Chapter 2 of 18 · 15 min

KEY INSIGHT

Understanding the exact JSON structure of OpenAI API requests and responses is essential for building compatible endpoints. The format is well-documented, but subtle details like null handling, default values, and field naming conventions cause most compatibility issues in practice. ### Request Structure A chat completions request carries a messages array, model identifier, and several optional parameters. The messages array contains objects with `role` and `content` fields. Roles include `system`, `user`, and `assistant`. Each role instructs the model behavior differently. ```json { "model": "llama3.2:latest", "messages": [ {"role": "system", "content": "You are a helpful assistant."}, {"role": "user", "content": "Explain API design."} ], "temperature": 0.7, "max_tokens": 512, "stream": false } ``` The `model` field identifies which model should process the request. In a local setup, this string might map to a local model file or a container image. The API layer is responsible for resolving this identifier. ### Response Structure A non-streaming response follows this structure: ```json { "id": "chatcmpl-abc123", "object": "chat.completion", "created": 1700000000, "model": "llama3.2:latest", "choices": [ { "index": 0, "message": { "role": "assistant", "content": "API design involves..." }, "finish_reason": "stop" } ], "usage": { "prompt_tokens": 20, "completion_tokens": 45, "total_tokens": 65 } } ``` The `finish_reason` field indicates why generation stopped. Common values are `stop` (natural completion), `length` (hit max_tokens), and `content_filter` (content flagged). Always include usage statistics even for local models. Clients rely on token counts for cost tracking and analytics. ### Common Compatibility Pitfalls Omitting the `usage` field breaks clients that expect to track token consumption. Using inconsistent field casing (camelCase vs snake_case) breaks clients that parse based on schema expectations. Returning `finish_reason: "stop"` with incorrect casing will cause validation failures in strict clients.

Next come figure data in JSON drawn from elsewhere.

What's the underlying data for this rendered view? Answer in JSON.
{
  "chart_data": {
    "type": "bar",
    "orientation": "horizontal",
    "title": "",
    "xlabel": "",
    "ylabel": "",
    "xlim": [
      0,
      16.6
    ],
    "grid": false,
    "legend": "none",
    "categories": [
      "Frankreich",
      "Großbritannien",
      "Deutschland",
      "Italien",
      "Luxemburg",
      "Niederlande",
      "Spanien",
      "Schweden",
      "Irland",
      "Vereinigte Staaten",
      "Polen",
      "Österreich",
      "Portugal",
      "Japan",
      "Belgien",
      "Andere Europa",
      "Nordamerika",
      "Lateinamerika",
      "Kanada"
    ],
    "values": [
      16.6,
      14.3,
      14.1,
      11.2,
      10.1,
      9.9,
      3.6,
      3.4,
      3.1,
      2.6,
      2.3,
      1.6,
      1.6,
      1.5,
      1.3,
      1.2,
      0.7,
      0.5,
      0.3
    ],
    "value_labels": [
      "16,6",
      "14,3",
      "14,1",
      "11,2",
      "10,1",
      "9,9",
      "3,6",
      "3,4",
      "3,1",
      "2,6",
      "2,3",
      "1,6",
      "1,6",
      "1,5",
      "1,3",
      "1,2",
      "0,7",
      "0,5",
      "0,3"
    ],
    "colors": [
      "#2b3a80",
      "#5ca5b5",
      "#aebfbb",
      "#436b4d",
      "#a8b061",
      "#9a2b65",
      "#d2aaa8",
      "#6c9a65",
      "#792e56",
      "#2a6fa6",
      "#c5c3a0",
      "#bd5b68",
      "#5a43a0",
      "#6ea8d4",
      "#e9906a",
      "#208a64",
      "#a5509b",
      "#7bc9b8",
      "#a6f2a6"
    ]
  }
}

Local verification checkpoint

Run the smallest example from this chapter in a local workspace and record the package version, runtime, data path, and observed output. If the result depends on model size, vector count, CPU/GPU backend, or available memory, note that constraint beside the exercise so the lesson remains reproducible.

EXERCISE

Create a Python dictionary that matches the chat completions response structure. Include all required fields with realistic placeholder values. Then validate it against the JSON schema for chat completions responses.